Publication — IRIC
Comprehensive BRCA1 and BRCA2 mutation analyses and review of French Canadian families with at least three cases of breast cancer.
Few studies have reported on the comprehensive BRCA1/2 mutation analyses of hereditary breast cancer (HBC) families of French Canadian descent. Here we report the investigation of 82 families with at least 3 cases of breast cancer evaluated for mutations by DNA sequencing and/or multiplex ligation-dependent probe amplification (MLPA) assay. DNA sequencing identified pathogenic mutations in 37 (45.1%) families, of which 70.2% were one of three recurring mutations (BRCA1:R1443X, BRCA2:8765delAG, and BRCA2:E1953X) frequently reported in this founder population; and variants of uncertain clinical significance in 7 (8.5%) families of which two harbored BRCA2:E3002K. MLPA analysis of the 38 DNA sequence-negative families did not reveal any large rearrangements in BRCA1/2. A phenotypic characterization of the cancer families based on pathogenic mutation status revealed that there were significantly fewer very young age at diagnosis breast cancer cases (<36 years) in mutation-negative families (5.9%, 9 of 153) than in BRCA1 (22.8%, 13 of 57; P = 0.0003) or BRCA2 (22.9%, 27 of 118; P < 1× 10E5) mutation-positive families.

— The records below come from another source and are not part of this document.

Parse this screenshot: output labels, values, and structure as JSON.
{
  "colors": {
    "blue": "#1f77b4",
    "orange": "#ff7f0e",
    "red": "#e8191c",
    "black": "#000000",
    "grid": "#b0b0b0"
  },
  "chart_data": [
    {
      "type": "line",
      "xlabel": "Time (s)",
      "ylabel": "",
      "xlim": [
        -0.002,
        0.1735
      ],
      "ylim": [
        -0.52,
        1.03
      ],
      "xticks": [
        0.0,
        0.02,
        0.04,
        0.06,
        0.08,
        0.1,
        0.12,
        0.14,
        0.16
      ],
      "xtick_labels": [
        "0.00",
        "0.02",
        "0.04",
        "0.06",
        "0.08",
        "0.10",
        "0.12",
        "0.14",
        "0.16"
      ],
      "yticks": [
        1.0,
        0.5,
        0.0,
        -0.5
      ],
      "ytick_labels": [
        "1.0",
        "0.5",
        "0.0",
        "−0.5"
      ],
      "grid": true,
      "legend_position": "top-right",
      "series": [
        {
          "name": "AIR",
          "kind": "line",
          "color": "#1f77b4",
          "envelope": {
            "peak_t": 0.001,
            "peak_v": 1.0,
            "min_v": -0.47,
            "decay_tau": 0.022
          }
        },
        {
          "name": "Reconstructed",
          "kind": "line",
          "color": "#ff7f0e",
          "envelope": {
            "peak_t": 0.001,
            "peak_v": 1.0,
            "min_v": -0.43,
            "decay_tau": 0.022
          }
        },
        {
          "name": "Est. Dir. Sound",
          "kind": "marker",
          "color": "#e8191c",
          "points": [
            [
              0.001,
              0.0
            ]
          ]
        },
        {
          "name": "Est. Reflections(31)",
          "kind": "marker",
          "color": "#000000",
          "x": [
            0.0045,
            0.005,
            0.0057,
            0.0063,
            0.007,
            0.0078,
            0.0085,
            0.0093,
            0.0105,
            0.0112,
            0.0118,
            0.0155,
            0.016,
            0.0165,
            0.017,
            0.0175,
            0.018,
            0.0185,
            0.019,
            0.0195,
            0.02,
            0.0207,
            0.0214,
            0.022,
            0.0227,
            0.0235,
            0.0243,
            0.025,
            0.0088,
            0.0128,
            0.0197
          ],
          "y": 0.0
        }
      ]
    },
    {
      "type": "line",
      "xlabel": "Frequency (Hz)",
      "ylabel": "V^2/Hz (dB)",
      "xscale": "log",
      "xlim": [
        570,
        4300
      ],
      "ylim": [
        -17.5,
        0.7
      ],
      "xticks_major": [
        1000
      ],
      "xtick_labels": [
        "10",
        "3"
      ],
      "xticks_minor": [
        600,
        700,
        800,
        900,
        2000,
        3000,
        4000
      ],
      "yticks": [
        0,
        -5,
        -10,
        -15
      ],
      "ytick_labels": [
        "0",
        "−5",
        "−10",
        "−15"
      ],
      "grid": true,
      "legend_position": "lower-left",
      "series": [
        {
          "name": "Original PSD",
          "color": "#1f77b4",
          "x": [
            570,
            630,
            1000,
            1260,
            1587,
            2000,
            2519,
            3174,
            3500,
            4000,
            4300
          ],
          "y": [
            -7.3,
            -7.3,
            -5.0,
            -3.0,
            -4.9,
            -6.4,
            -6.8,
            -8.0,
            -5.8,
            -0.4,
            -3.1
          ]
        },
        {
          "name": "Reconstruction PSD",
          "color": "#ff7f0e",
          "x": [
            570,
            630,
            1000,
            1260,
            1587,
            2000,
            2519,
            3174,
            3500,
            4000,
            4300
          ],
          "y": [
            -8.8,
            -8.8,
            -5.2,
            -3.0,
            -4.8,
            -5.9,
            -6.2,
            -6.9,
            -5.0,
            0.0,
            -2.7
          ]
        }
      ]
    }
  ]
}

There were significantly more mutation-positive families (29 of 36, 80.6%) with a very young age of onset of breast cancer case than those that did not (8 of 39, 20.5%) (P < 10E6). The comprehensive mutation analysis of BRCA1/2 suggests that genomic rearrangements are unlikely to account for sequence-negative HBC families and affirms that the presence of a very young age of diagnosis of breast cancer is strongly predictive of mutation carrier status of French Canadian HBC families.